Sie zog den Vorhang beiseite, hinter dem Emmeline ein Fenster in dem dunklen kleinen Raum vermutet hatte. Es war auch tatsächlich eine Glasscheibe, aber man sah durch sie nicht nach draußen, sondern in einen Raum, von dessen Existenz Emmeline bis zu diesem Augenblick nicht das Geringste geahnt hatte.
»Wir nennen dies die Brunftzelle«, verkündete Lady L.
Es war eine fensterlose Kammer, die jedoch dank des Lichts aus elektrischen Wandleuchtern hell erschien. An den weiß getünchten Wänden hingen Wandbehänge, auf denen unaussprechliche Ausschweifungen dargestellt waren. Auch die Möbel hatten ungewöhnliche, unvertraute Formen, aber Emmelines Blick wurde vor allem von der nackten Schönheit angezogen, die mit ausgestreckten Armen und Beinen an goldenen Ketten von der Decke hing. Sie war nicht nur geknebelt, wie Emmeline, sondern trug auch eine Augenbinde, und sie hing gerade in der richtigen Höhe, dass ein Mann in sie eindringen konnte, was genau in diesem Augenblick auch der Fall war.
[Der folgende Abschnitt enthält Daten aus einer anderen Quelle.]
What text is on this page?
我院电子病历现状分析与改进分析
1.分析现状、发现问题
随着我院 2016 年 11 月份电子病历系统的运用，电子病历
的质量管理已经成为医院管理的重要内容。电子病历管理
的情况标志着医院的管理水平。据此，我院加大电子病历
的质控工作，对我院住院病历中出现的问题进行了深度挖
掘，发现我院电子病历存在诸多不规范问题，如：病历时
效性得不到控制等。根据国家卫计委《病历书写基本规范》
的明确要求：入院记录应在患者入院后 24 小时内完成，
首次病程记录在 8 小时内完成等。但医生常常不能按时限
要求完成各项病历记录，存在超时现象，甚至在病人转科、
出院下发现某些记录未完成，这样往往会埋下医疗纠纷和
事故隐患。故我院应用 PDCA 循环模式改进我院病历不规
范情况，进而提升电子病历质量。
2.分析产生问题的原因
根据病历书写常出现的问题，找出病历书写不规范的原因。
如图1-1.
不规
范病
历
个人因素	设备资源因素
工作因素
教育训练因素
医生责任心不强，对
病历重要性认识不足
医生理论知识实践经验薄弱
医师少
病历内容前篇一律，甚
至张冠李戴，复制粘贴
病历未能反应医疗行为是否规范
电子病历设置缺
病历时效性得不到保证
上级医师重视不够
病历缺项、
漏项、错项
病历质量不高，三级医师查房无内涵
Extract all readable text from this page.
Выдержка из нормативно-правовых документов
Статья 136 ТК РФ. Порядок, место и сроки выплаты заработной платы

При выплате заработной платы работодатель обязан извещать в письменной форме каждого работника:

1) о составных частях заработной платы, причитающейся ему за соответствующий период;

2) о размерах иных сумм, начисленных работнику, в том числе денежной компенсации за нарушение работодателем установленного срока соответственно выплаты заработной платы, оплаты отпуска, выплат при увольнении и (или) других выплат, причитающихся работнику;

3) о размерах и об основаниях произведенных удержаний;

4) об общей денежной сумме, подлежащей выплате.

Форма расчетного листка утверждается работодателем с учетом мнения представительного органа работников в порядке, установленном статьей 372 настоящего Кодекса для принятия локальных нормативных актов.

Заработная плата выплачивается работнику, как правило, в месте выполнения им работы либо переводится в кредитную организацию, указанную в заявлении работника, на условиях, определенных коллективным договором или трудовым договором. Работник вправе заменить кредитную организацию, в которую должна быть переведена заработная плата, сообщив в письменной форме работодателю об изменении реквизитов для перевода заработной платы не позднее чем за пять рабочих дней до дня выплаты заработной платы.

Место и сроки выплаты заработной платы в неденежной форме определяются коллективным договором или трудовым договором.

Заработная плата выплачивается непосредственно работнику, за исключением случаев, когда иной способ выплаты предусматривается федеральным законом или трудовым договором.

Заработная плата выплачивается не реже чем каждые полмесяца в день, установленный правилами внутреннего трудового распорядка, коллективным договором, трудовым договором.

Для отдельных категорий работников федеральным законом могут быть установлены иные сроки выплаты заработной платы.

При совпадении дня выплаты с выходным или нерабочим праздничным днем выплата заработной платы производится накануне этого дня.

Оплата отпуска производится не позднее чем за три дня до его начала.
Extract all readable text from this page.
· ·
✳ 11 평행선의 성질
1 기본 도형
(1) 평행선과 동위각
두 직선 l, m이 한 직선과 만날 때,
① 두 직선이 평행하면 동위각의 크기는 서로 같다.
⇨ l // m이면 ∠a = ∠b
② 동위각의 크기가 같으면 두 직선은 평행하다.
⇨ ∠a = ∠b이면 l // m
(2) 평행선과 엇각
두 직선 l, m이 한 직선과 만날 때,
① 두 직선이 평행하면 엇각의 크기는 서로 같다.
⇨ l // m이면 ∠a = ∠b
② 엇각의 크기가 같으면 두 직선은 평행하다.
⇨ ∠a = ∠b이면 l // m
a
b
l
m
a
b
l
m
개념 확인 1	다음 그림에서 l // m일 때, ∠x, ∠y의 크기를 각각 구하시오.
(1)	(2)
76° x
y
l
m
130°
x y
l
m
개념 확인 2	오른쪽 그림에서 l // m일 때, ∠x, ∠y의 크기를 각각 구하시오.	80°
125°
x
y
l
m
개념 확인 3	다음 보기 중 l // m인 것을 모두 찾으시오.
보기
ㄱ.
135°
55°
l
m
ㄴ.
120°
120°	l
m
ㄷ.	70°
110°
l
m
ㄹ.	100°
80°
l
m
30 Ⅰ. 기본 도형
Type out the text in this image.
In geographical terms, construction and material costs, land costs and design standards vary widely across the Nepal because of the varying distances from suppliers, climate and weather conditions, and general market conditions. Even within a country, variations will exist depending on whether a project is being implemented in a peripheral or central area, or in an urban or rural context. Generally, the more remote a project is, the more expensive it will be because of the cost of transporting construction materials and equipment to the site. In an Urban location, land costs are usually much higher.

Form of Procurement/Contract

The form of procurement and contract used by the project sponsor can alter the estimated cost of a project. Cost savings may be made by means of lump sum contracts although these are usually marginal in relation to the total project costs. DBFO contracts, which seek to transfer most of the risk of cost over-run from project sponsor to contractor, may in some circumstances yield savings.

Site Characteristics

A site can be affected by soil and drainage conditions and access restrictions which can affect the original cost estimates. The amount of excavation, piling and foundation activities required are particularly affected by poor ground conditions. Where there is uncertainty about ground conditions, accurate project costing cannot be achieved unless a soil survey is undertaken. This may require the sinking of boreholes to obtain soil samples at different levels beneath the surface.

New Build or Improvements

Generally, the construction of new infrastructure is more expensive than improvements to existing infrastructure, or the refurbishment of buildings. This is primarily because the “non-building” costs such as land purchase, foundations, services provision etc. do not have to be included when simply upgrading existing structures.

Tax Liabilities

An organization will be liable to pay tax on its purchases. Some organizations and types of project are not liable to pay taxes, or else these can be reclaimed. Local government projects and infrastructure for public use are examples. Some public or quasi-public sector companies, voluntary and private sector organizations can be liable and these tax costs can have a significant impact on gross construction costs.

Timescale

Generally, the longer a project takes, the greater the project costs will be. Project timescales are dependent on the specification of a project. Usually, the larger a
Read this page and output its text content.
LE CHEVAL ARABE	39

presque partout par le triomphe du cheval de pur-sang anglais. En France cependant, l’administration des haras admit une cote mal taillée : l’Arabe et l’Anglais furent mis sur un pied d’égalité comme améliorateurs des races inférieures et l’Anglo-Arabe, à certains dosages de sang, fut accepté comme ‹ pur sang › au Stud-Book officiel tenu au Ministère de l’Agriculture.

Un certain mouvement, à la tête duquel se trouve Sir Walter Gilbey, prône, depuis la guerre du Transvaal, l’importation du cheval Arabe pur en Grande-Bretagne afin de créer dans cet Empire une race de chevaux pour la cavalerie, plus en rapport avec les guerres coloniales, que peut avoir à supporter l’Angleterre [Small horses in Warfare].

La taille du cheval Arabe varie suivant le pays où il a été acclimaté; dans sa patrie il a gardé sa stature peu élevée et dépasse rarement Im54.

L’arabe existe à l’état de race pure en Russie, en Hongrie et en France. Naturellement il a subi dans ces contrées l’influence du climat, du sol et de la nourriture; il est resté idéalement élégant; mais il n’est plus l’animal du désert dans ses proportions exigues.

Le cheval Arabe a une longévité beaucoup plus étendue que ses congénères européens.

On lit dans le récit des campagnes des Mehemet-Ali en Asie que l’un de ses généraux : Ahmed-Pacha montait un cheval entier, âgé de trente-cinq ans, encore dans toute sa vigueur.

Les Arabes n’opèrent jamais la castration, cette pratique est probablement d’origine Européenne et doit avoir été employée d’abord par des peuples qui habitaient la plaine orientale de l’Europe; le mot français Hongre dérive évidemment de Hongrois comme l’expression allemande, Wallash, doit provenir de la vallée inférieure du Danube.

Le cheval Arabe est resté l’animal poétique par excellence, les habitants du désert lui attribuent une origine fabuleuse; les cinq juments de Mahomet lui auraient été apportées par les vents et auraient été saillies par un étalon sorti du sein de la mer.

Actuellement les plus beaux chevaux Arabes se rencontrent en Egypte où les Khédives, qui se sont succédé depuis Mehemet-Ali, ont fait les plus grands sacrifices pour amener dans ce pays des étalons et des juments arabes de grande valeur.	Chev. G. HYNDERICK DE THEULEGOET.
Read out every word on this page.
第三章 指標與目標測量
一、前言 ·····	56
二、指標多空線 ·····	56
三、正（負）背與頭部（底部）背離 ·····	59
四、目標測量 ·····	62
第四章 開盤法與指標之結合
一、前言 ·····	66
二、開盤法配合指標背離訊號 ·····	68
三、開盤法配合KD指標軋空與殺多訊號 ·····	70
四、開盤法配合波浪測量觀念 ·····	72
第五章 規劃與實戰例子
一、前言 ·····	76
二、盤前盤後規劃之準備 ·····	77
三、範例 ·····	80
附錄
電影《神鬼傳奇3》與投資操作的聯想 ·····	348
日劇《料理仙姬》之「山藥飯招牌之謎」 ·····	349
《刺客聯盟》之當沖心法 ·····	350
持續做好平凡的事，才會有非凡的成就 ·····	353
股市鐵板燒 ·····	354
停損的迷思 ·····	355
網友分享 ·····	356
Der fragliche Gentleman war nackt bis auf eine Besonderheit: Aus seiner hinteren Öffnung hing ein Schwanz aus schwarzen Pferdehaaren. Hinter ihm stand eine Frau in einem schwarzen Korsett, langen Handschuhen und hohen Stiefeln, die ihm mit einer Reitgerte aufs Hinterteil schlug und schrie: »Fester, du kümmerlicher Wallach! Ramm ihn hinein! Stoß die Hure!«
Diese drei waren jedoch nicht die Einzigen, die sich an jenem Abend in der Brunftzelle aufhielten. Was Emmeline zunächst für die lebensgroße Basreliefskulptur eines Mannes an der hinteren Wand gehalten hatte, stellte sich bei näherer Betrachtung als echter Mann heraus, der mithilfe von Gips an der Wand befestigt war. Zu sehen waren nur seine Nase, sein Mund und sein Schritt, der anscheinend rasiert und weiß bemalt worden war. Eine Frau in einem strengen schwarzen Kleid stand vor ihm und fuhr mit einer Feder über seine geschwollene Männlichkeit und den dicken Sack darunter. Er stöhnte dabei leise auf.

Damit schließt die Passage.